The lone oboe player in the deserted foyer struck the loneliest note of the night. After everyone was seated, he remained standing patiently outside one of the closed double doors which lead into the auditorium at the National Concert Hall. He was waiting for his cue.
When James Gorton, a member of the Pittsburgh Symphony Orchestra for the past 28 years, last played in Dublin 14 years ago, he had "a very important part to play", he said. But on Wednesday night he was on his own, unseen by the elegant audience. Was there a tinge of regret in his voice? "It's supposed to sound very far away," he offered as he waited to play his part in Berlioz's Symphonie Fantastique - it was at the point where the oboe and the English horn have a conversation, he said, "playing back and forth in bucolic fashion". Alone but not forgotten, he too, like all the other musicians there, was loved and lauded by the packed assembly. "I feel it's almost sexual the buzz that comes as soon as those sounds come out," said actress Susan Fitzgerald at the interval. The others in her party - PR guru Mary Finan, psychiatrist Ivor Browne and Amalee Meehan, a postgraduate at TCD - looked at each other and gathered in closely swallowing her up. Pianist John O'Conor, head of the Royal Irish Academy of Music, was ecstatic about the orchestra's clarinet opening of Sibelius's Symphony No 1 in E Minor. "I've never heard it played that softly - it was just magical." He was there with his wife, Mary, a sex therapist, who said the O'Conors all lead such busy lives that they rarely get a chance to sit down as a family to have interesting conversations at the dinner table. Ah, well.
"The brass is just fantastic," said Loretta Brennan-Glucksman, president of the American-Ireland Fund, talking about the instruments - not the top brass who were present in large numbers.
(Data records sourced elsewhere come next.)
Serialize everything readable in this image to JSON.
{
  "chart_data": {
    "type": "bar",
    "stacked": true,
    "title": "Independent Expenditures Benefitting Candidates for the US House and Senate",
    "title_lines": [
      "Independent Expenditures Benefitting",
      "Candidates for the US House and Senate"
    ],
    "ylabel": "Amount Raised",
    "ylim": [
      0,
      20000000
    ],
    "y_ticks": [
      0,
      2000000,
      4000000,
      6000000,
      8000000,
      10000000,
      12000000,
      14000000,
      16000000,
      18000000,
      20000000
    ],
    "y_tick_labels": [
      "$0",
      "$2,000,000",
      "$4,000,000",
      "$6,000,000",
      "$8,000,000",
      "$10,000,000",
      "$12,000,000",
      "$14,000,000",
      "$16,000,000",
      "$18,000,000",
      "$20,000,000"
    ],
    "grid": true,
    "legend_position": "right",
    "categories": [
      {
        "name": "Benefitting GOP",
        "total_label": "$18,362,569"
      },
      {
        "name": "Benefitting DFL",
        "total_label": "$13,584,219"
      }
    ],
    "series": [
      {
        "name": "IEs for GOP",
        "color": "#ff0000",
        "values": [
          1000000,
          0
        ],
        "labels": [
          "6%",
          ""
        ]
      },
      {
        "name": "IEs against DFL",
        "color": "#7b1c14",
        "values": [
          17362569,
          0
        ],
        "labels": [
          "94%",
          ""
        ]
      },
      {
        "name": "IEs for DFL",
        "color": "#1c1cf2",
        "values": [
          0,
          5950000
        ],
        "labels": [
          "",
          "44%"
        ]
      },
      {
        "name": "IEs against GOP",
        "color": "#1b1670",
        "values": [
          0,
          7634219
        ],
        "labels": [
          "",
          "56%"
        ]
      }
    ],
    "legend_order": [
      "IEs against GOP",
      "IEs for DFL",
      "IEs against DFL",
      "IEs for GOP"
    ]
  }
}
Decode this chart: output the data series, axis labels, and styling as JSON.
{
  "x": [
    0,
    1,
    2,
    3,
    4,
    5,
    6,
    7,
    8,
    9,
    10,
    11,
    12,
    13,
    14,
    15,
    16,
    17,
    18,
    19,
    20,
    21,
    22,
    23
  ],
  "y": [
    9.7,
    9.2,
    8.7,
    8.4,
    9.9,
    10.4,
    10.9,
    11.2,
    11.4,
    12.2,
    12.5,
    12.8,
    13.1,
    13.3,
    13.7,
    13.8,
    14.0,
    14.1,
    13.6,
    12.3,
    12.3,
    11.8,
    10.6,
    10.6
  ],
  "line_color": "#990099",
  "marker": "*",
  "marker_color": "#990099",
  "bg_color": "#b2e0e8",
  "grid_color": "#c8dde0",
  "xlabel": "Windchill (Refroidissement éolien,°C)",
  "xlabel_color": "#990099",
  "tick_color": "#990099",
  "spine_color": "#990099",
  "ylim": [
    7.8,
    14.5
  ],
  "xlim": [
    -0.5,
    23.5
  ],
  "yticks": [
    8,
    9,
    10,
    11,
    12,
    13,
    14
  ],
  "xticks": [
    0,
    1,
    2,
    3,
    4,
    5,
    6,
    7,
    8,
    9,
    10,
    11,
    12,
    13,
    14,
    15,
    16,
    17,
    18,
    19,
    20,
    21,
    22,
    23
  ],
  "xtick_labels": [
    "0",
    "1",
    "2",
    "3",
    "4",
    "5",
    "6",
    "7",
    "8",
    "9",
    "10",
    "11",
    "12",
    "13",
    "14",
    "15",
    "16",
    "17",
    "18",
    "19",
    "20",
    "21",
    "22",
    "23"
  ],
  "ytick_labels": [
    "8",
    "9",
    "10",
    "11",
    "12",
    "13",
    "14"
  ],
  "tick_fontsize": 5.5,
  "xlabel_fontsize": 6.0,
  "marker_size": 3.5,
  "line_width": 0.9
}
It was the Pittsbrgh Symphony Orchestra's first stop on its European tour.
Taking a couple of hours off from preparing for "a big ambassadors' conference on September 1st in Iveagh House" was Joe Brennan, deputy chief of protocol at the Department of Foreign Affairs. There too was Dorothy Barry, head of Mile Atha Cliath, who said she'll be turning on the lights along the Liffey on New Year's Eve.